Monday, March 19, 2012

Morgan Stanley Whistleblower Gets Sham Justice From Wall Street Court

Bloomberg:


Take the case of Mark Mensack, a 49-year-old, former financial advisor at Morgan Stanley (MS) with a wife, three children and, at least for now, a house in Cherry Hill, New Jersey. Mensack worked at a Morgan Stanley office from August 2008 to November 2009. Six months after he got there, he claimed he found wrongdoing involving what he called a “pay-to-play scheme” in $4 billion of 401(k) assets that Morgan Stanley administered.

In accordance with Morgan Stanley’s code of conduct, Mensack reported his ethical and legal concerns through the management ranks and, eventually, to the board of directors.“Morgan Stanley prohibits retaliation for reports or complaints that are made in good faith regarding the misconduct of others,” reads the code of conduct.

But, Mensack tells me, the head of the firm’s 401(k) department threatened him in an e-mail for pursuing these alleged violations. When the matter reached Gary Lynch, the firm’s general counsel at the time and a former chief enforcement officer at the Securities Exchange Commission, his response was “reasonable minds can differ,” Mensack wrote me in an e-mail. The response from a different executive was,“There is no bright line rule addressing this issue.”

After he reported the wrongdoing, Mensack claims, Morgan Stanley “began retaliating against me such that it was impossible for me and my team to conduct ethical and legal 401(k) business” -- in effect, a constructive dismissal.

Not placated and no longer at Morgan Stanley, in March 2010 Mensack filed a whistleblower suit in New Jersey Superior Court against the firm because he believed its 401(k) sales program violated regulations of the SEC, FINRA and the Employee Retirement Income Security Act.

A month later, Morgan Stanley filed a “breach of contract” arbitration claim against Mensack, seeking return of the $750,000 sign-on bonus that the firm had given him as part of a three-year recruiting package to lure him away from his previous employer. Also, since Mensack had been a Wall Street employee, Morgan Stanley argued successfully that the whistleblower case should be moved from the New Jersey court to the FINRA arbitration process.

Testimony Disappears

Mensack’s arbitration proceeding with Morgan Stanley occurred between June 6 and June 9, in Philadelphia, and consisted of seven three-hour recorded sessions. As often happens in a FINRA proceeding, Mensack lost his case. The arbitrators found for Morgan Stanley and ordered him to repay his $750,000 signing bonus plus another $450,000 in Morgan Stanley’s legal fees and FINRA’s fees, or a total of $1.2 million.

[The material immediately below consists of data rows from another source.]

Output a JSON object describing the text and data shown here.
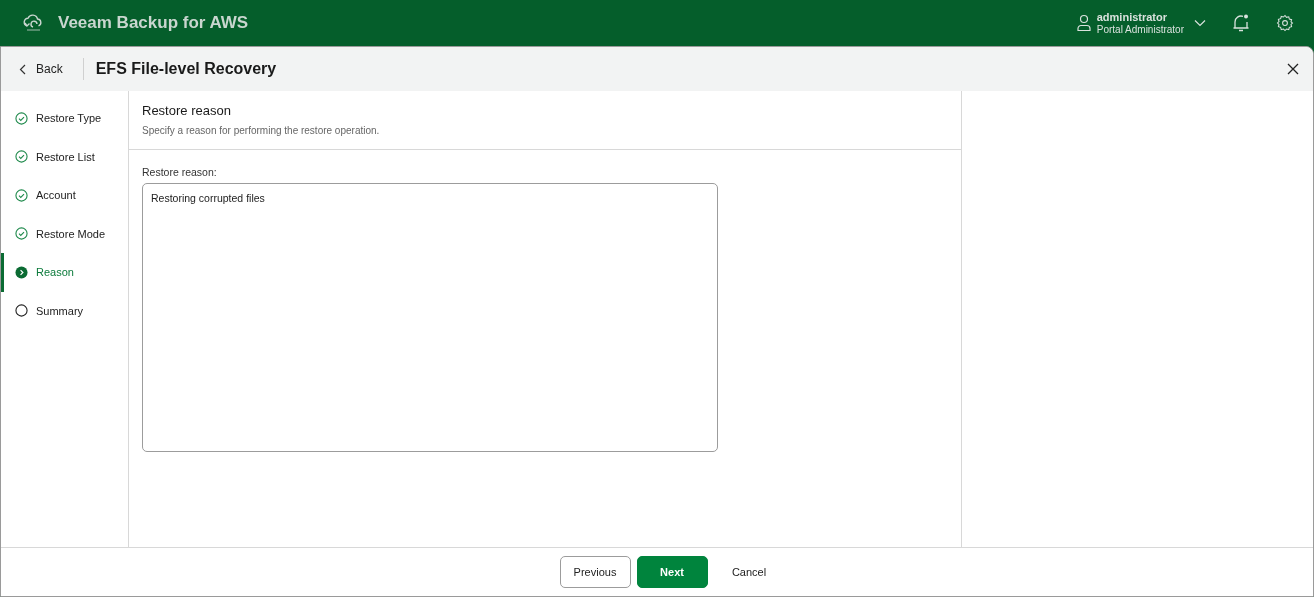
{
  "app_bar": {
    "title": "Veeam Backup for AWS",
    "user": {
      "name": "administrator",
      "role": "Portal Administrator"
    },
    "notification_dot": true
  },
  "header": {
    "back": "Back",
    "title": "EFS File-level Recovery"
  },
  "steps": [
    {
      "label": "Restore Type",
      "kind": "done",
      "selected": false
    },
    {
      "label": "Restore List",
      "kind": "done",
      "selected": false
    },
    {
      "label": "Account",
      "kind": "done",
      "selected": false
    },
    {
      "label": "Restore Mode",
      "kind": "done",
      "selected": false
    },
    {
      "label": "Reason",
      "kind": "current",
      "selected": true
    },
    {
      "label": "Summary",
      "kind": "pending",
      "selected": false
    }
  ],
  "section": {
    "title": "Restore reason",
    "description": "Specify a reason for performing the restore operation."
  },
  "reason_field": {
    "label": "Restore reason:",
    "value": "Restoring corrupted files"
  },
  "buttons": [
    {
      "label": "Previous",
      "kind": "secondary"
    },
    {
      "label": "Next",
      "kind": "primary"
    },
    {
      "label": "Cancel",
      "kind": "link"
    }
  ]
}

In August, Mensack’s attorney requested a video copy of the arbitration hearing in order to review the testimony as part of considering an appeal of the arbitrators’ ruling, which is rarely successful. When Mensack and his attorney reviewed the video, they expected to hear 18 hours of on-the-record testimony. Instead, it contained only 10 hours of testimony. The other eight hours had vanished.

“These eight hours include nearly all of Morgan Stanley’s incriminating testimony,” Mensack wrote me in an e-mail.“Perhaps the most incriminating redacted testimony is from Bill Ryan, Morgan Stanley’s Chief ERISA attorney, when he substantiates my claim that Morgan Stanley’s Alliance Partner 401(k) Sales Program violates the ERISA Prohibited Transaction rules.”